Speaking against the background of the increasing frequency of natural disasters within the Caribbean and Latin American and their resulting significant economic and social impacts, Dr. Carby stressed that, “at the national and regional levels, we must now seriously and consistently make mitigation and in a wider sense, risk management, a national priority.”
She further noted that disaster mitigation should “be reflected in the budget, in national policies, in legislation, in ministry and agency work programmes, in community development, as well as in the oft-repeated national development.”

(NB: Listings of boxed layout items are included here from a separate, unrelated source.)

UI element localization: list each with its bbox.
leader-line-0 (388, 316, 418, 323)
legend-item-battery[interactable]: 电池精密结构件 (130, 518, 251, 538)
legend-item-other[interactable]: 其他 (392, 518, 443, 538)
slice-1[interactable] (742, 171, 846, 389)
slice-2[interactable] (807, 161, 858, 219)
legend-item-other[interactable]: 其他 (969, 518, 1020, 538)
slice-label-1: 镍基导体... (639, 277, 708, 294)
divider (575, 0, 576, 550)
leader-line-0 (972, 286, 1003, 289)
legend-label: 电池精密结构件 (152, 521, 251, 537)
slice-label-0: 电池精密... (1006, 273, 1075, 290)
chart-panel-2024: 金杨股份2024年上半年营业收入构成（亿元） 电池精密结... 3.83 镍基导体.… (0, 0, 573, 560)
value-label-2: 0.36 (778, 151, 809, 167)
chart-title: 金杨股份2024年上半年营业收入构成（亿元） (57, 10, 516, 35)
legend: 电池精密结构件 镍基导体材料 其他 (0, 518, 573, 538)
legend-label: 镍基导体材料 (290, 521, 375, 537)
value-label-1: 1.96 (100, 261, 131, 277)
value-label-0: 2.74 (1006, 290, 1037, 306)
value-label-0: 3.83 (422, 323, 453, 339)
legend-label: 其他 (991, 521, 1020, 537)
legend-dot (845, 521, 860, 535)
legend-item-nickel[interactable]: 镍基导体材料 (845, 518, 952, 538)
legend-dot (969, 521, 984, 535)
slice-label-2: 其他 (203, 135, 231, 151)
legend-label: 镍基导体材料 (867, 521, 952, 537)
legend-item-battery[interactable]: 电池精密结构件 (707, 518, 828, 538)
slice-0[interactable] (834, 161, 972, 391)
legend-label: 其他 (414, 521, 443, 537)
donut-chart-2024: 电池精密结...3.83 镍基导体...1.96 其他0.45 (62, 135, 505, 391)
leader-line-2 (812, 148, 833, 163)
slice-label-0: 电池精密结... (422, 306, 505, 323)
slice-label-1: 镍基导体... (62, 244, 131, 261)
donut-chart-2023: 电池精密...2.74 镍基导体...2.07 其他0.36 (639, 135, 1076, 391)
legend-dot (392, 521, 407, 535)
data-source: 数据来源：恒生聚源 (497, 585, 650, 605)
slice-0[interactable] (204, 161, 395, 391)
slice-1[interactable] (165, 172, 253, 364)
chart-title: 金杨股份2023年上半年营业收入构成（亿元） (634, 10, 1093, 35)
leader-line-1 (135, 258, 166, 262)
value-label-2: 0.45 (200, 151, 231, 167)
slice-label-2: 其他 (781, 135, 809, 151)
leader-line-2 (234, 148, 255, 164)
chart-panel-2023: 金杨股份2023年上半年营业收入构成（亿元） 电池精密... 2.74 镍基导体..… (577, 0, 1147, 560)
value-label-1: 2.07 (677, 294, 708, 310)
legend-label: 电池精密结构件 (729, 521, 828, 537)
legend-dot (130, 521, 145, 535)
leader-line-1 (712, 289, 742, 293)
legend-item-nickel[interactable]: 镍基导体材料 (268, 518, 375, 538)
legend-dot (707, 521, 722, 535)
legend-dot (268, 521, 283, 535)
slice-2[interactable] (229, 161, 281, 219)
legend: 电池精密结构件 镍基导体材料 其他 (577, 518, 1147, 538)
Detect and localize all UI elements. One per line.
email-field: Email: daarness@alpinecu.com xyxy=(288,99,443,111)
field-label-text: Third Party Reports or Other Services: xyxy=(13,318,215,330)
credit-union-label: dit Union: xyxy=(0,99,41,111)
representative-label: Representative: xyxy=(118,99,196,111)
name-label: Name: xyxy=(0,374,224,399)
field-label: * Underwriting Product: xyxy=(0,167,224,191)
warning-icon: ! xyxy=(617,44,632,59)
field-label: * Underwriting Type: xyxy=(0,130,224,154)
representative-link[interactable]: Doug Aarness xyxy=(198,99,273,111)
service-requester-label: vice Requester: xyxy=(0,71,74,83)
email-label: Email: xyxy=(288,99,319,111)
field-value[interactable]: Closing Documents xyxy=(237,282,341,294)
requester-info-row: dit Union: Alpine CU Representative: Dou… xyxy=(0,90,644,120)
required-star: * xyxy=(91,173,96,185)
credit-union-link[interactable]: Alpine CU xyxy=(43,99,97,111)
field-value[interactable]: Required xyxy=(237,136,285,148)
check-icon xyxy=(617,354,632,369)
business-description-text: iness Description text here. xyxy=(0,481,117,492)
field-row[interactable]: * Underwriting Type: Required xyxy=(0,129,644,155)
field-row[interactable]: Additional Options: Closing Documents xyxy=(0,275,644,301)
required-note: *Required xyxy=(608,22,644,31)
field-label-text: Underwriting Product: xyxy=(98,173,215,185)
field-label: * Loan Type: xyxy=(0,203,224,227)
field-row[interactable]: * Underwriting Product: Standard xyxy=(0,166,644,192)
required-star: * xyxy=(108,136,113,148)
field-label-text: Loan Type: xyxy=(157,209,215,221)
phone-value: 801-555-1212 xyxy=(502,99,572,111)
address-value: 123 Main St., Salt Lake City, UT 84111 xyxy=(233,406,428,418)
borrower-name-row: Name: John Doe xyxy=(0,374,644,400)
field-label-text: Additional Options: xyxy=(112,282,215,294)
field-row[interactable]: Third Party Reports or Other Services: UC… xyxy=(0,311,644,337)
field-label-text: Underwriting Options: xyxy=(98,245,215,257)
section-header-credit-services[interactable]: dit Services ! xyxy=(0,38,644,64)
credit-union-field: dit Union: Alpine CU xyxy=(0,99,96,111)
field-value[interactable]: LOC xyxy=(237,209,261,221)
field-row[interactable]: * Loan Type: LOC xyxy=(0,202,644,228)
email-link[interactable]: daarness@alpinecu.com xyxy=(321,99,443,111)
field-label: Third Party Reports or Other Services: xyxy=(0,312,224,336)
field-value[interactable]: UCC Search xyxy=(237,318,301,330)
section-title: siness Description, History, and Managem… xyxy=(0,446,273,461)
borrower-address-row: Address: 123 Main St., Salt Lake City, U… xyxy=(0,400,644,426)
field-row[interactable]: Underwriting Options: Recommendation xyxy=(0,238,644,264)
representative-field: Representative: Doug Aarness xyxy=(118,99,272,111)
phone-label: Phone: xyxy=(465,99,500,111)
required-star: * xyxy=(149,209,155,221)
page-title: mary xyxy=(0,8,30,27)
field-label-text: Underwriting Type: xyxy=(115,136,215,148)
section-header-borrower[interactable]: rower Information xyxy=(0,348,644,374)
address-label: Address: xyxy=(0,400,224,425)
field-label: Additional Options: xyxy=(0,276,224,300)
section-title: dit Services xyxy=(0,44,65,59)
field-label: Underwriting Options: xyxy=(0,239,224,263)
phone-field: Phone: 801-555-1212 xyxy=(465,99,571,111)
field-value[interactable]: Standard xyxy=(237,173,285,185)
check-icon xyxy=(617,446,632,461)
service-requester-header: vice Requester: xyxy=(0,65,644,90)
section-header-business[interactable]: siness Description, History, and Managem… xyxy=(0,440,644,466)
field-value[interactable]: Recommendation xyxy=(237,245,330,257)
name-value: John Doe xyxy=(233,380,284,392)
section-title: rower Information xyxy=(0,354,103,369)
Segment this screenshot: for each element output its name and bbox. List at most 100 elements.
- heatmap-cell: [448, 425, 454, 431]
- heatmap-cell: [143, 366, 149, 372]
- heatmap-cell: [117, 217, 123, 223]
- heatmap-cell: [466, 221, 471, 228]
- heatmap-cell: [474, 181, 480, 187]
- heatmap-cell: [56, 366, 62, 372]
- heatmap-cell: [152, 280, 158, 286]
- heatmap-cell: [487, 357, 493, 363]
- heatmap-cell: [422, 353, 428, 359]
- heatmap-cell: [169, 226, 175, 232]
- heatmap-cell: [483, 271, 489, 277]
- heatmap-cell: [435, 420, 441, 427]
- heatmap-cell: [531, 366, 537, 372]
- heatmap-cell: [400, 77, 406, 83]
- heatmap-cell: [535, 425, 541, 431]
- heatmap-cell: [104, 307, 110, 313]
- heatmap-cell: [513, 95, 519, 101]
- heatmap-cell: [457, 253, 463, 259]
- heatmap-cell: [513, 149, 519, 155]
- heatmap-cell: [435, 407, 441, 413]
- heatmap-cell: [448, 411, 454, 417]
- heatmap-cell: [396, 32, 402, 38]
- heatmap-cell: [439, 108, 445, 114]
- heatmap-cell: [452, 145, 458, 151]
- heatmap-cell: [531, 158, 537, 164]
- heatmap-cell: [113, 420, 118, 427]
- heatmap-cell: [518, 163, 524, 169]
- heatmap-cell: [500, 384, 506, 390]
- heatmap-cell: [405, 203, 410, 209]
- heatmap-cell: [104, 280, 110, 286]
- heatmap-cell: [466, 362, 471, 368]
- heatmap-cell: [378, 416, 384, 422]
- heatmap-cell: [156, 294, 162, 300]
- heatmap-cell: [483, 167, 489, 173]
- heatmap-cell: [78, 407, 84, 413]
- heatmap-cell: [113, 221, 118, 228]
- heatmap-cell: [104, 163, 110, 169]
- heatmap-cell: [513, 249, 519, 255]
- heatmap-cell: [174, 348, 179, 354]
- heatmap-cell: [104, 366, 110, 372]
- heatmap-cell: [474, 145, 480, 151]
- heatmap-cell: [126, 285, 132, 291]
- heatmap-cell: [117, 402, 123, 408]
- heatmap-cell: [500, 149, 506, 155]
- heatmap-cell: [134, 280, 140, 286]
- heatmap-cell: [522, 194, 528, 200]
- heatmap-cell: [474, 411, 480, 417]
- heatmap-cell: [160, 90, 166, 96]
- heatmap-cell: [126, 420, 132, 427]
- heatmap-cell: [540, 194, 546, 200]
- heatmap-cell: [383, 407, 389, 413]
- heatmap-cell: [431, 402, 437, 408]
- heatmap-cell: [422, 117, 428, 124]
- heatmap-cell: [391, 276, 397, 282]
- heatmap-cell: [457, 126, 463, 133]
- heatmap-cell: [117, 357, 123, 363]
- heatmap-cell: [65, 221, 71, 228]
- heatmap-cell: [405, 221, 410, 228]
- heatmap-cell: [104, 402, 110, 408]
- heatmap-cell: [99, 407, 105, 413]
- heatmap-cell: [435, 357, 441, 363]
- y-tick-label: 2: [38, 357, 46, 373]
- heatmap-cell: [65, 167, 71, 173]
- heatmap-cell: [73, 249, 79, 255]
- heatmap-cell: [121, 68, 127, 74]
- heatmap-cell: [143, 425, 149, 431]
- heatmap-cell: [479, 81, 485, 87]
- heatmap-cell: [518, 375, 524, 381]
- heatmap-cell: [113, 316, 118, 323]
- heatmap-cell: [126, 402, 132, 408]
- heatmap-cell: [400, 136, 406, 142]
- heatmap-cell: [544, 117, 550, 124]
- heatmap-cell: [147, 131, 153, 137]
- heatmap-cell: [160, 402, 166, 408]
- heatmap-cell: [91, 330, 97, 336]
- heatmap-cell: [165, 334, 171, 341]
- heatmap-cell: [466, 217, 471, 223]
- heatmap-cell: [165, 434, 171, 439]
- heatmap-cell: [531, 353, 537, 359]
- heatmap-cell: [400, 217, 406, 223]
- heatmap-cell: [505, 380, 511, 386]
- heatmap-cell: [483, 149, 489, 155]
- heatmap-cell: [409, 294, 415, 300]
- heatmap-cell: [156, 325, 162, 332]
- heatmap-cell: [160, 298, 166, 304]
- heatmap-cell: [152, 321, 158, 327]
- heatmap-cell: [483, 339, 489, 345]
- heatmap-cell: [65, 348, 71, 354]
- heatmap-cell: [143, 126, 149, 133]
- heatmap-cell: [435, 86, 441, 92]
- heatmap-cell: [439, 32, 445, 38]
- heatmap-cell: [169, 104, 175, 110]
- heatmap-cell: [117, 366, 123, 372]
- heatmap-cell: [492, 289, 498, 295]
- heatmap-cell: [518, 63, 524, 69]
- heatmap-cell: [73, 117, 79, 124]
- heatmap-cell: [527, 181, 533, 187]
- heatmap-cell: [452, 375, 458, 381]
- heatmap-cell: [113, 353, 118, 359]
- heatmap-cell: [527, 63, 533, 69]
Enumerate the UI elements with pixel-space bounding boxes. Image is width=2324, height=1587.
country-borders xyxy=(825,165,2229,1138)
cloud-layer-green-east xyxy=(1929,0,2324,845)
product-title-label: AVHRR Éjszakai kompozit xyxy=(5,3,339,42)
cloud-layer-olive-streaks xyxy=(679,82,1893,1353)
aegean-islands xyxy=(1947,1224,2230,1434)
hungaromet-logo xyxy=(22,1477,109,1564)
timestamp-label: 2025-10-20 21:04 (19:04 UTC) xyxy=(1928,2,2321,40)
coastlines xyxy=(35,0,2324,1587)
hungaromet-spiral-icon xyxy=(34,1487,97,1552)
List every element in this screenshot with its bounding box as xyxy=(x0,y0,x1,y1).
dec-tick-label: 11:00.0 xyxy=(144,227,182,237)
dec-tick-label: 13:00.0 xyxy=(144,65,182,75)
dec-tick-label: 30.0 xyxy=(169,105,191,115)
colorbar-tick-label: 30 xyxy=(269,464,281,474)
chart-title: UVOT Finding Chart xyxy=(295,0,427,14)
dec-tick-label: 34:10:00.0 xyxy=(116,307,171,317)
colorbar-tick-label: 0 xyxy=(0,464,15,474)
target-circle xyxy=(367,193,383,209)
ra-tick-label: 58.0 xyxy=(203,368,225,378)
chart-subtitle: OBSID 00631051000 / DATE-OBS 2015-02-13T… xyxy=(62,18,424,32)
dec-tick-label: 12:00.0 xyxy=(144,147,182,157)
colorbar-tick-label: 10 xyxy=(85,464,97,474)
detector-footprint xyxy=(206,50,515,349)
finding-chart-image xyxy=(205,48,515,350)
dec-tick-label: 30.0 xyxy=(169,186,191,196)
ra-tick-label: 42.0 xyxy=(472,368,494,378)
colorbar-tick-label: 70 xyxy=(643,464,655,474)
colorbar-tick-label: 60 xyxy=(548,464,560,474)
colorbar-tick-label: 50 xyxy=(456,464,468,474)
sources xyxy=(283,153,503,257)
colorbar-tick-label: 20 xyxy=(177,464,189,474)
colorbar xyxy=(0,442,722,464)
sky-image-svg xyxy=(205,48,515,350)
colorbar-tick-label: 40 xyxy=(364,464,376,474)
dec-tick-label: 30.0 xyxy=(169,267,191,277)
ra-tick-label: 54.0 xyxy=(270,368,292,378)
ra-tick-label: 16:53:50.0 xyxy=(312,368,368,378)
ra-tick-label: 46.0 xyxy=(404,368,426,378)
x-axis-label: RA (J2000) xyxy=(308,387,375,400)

The ODPEM Director General’s comments came this morning (April 18) during her opening address at a natural hazard risk management workshop hosted by the Organisation of American States (OAS) Department of Sustainable Development and ODPEM, at the Courtleigh Hotel in New Kingston.
While decrying the development of hotels along Caribbean coastlines and the construction of roads in close proximity to these coastlines, Dr. Carby expressed satisfaction that the Jamaican government “has taken a decision to increase the set-back limits for coastal developments, in order to protect future developments.”
She said both the political and policy directorate deserved commendation for their acceptance of scientific and technical advice on the matter. The ODPEM Director further pointed to the need for disaster mitigation to be a component of borrowing arrangements. “Although we are borrowing, mitigation is not a priority in our borrowing,” she remarked.
“One can only hope that mitigation is being factored into the post-event reconstruction projects, which are being funded from these loans, or we run the real risk of having to get other loans to repair damage to projects started under the first loans,” the ODPEM Director General pointed out.
The two-day natural hazard risk management workshop is being held under the theme: ‘Risk Sharing and Risk Transfer Arrangements of Natural Disasters’ and its primary objectives are: to identify projects, policies and cooperative partnerships that make progress in both risk mitigation and risk transfer; strengthen economic analysis associated with the benefits and costs of risk mitigation and risk sharing; identify best practices in the adoption of risk mitigation and technical standards; and identify specific risk sharing and risk transfer initiatives at the regional and sub-regional levels.